Uterine perivascular epithelioid cell tumor (PEComa) is a rare mesenchymal neoplasm whose sonographic profile has not been systematically characterized. We describe an index case of malignant uterine PEComa and present a PRISMA 2020-compliant systematic review (PubMed, Scopus, Cochrane Library; search 1 March 2026) of studies reporting original ultrasound data of histologically confirmed uterine PEComa. Sonographic features were coded with MUSA/IETA terminology; Clopper–Pearson 95% confidence intervals (CI) were calculated for key proportions, and malignancy subgroups were summarized descriptively. Thirty-one cases were pooled (30 from 18 studies plus our index case; median age 41 years). The profile comprised absent acoustic shadowing in all documented cases (10/10; 95% CI 69.2–100%), moderate-to-abundant vascularisation (Color Score 3–4, 91.7%), variable echogenicity (heterogeneous 56.0%) and predominantly regular margins (69.6%).

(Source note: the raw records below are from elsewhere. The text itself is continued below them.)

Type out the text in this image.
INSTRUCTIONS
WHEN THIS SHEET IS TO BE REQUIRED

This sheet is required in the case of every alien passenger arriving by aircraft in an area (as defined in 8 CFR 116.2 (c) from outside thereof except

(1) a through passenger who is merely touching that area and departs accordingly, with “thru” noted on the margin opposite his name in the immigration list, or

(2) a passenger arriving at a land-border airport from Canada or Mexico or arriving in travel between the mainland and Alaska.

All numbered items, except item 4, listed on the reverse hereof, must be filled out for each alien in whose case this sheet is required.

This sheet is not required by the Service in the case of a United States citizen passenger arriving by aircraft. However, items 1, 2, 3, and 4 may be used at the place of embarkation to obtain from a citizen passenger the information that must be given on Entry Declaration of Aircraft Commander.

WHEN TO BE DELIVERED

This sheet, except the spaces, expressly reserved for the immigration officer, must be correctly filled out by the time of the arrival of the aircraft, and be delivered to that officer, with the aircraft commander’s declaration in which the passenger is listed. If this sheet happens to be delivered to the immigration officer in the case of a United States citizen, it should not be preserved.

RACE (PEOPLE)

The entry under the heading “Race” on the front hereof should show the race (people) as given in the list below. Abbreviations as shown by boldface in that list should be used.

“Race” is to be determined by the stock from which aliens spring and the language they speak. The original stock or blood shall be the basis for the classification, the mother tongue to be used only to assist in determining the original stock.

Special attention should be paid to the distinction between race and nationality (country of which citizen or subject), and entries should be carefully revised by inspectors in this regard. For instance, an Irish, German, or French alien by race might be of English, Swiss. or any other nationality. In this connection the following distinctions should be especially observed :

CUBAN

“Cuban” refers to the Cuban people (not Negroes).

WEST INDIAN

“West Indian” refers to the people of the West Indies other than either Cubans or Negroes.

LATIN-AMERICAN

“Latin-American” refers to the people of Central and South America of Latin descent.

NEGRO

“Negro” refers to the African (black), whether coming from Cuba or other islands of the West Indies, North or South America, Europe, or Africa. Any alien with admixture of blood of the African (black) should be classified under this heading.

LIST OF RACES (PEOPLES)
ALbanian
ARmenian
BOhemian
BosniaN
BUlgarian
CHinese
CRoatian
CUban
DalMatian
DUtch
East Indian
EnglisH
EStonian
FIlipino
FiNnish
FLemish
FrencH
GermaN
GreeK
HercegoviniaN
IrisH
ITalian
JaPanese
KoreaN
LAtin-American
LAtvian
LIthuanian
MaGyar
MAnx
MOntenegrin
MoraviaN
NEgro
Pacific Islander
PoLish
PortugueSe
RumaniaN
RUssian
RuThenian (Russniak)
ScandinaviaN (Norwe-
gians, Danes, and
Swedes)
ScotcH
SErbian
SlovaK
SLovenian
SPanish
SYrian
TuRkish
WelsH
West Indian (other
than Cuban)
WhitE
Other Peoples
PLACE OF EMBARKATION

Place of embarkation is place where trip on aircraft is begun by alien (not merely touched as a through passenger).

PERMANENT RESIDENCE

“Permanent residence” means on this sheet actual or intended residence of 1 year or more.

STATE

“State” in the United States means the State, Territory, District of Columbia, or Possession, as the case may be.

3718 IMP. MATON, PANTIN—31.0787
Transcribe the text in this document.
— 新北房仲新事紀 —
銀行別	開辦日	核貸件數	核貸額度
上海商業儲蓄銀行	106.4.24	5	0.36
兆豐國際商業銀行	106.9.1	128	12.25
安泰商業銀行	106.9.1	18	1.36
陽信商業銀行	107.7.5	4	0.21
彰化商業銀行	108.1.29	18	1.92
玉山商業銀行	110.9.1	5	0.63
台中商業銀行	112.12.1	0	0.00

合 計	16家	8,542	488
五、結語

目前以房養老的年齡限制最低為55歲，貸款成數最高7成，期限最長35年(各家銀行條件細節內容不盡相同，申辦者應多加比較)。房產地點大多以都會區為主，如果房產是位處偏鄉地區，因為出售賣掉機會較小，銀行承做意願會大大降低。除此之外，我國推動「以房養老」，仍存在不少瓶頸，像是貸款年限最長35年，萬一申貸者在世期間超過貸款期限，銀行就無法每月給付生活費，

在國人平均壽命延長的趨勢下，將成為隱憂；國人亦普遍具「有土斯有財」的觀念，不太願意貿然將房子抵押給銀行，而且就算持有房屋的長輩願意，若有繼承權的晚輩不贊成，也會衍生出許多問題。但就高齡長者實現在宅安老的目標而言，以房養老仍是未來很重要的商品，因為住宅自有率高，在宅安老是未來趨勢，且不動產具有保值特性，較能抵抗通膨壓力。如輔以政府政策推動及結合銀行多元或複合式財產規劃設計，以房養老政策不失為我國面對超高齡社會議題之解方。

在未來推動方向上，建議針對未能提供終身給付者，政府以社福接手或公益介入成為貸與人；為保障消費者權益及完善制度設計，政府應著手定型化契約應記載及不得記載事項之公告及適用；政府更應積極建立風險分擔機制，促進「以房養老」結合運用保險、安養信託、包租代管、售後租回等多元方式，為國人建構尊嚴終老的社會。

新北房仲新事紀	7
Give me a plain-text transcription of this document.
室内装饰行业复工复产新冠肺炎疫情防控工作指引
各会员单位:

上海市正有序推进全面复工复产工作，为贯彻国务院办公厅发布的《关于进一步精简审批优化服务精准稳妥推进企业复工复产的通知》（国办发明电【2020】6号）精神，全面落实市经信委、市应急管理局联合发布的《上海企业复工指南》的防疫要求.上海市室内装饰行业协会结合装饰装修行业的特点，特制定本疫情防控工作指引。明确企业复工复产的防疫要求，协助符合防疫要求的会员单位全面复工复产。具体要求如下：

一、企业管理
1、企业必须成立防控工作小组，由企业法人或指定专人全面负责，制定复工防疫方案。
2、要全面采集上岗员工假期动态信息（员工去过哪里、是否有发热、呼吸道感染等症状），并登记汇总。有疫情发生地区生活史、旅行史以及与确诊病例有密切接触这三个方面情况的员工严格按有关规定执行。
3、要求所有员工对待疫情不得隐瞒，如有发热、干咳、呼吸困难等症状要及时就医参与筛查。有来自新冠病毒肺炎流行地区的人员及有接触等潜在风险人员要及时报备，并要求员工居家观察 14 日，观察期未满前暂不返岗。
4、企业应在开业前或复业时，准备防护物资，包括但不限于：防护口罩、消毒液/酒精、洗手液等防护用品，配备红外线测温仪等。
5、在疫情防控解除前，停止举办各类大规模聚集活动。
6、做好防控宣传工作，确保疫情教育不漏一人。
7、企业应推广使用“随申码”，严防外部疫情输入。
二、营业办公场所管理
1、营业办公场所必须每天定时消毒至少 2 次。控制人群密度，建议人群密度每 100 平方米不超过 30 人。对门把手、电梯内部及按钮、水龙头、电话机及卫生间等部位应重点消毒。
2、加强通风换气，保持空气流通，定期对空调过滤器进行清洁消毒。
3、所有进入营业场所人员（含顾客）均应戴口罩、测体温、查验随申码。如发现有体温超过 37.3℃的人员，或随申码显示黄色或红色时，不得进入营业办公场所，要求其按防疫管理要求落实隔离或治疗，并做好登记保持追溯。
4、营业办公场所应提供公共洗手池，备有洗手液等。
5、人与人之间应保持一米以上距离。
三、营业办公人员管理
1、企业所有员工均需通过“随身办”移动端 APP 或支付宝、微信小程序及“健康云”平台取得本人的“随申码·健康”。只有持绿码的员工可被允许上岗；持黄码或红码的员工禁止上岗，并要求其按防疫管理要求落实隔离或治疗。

Preoperative misdiagnosis occurred in 100% of cases, most often as leiomyoma (41.4%). In cases with known malignancy status (n = 17), irregular margins and cystic areas appeared more often in malignant lesions, but subgroups were too small for testing. Only 4/18 studies applied standardized terminology. Uterine PEComa shows a recurrent pattern of absent shadowing, high vascularisation and solid consistency with regular margins that may aid differential diagnosis; systematic adoption of MUSA/IETA terminology in future reports is strongly advocated.